What is Good Debt?

Good Debt

You may have often come across the term “good debt” in financial literature. Several financial specialists argue that there is no such thing as “good debt” which can be a marketing strategy pushing you to borrow.

Some debts could be viewed as good, however, one should not give in to their urge to borrow more.

Firstly, Good Debt is defined as debt that fosters a return or generates value. The return must exceed the debt and interest accrued.

For instance, a student loan can bestow a degree upon you that can grant you employment that pays good money and therefore, it is good debt. However, a college degree does not always ensure stable employment or a sustainable income hence, a student loan can be categorized as bed debt.




Another traditionally “good debt” is a mortgage loan.
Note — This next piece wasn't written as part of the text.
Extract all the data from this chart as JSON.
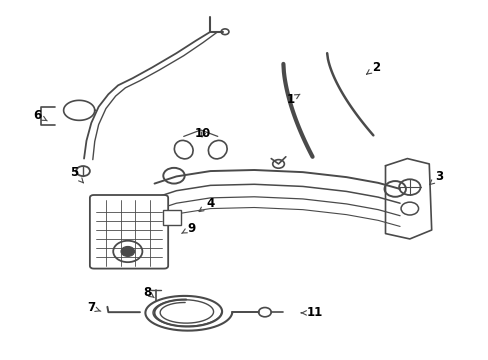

Since property values tend to shoot up over time, your home keeps building value even when you are making payments on it. Again, the issue is that property values do not always necessarily rise. There are certain loopholes in the real estate market (as seen in the 2008 mortgage crash), that can destroy the asset factor of your house. Therefore, a hefty mortgage loan is not good at all times.

Business loans are also perceived ‘good’, as they create an opportunity for any initiator who may not have enough funds at once to start off a business and fuel employment. Taking a business loan is only prudent if consistent profitability is achieved to pay off the loan and retain workers.

Likewise, an auto loan is a good investment helping one attain good credit and opening doors to other borrowing opportunities only if the payments are made on time.

As you can see that every debt has a different side to it. But, this is not to say that all debts are bad however, they are not created equal. A student loan that can potentially get you a remunerative job is still good debt and so is the mortgage that fulfills your home dream.

The above distinction is only to give you a sense of whether it is worth getting into debt or not. If you are aware that you are about to borrow for “bad debt”, thwart it. Preserve your borrowings for adverse times when debt will help you earn a living. Debts other than such should be avoided.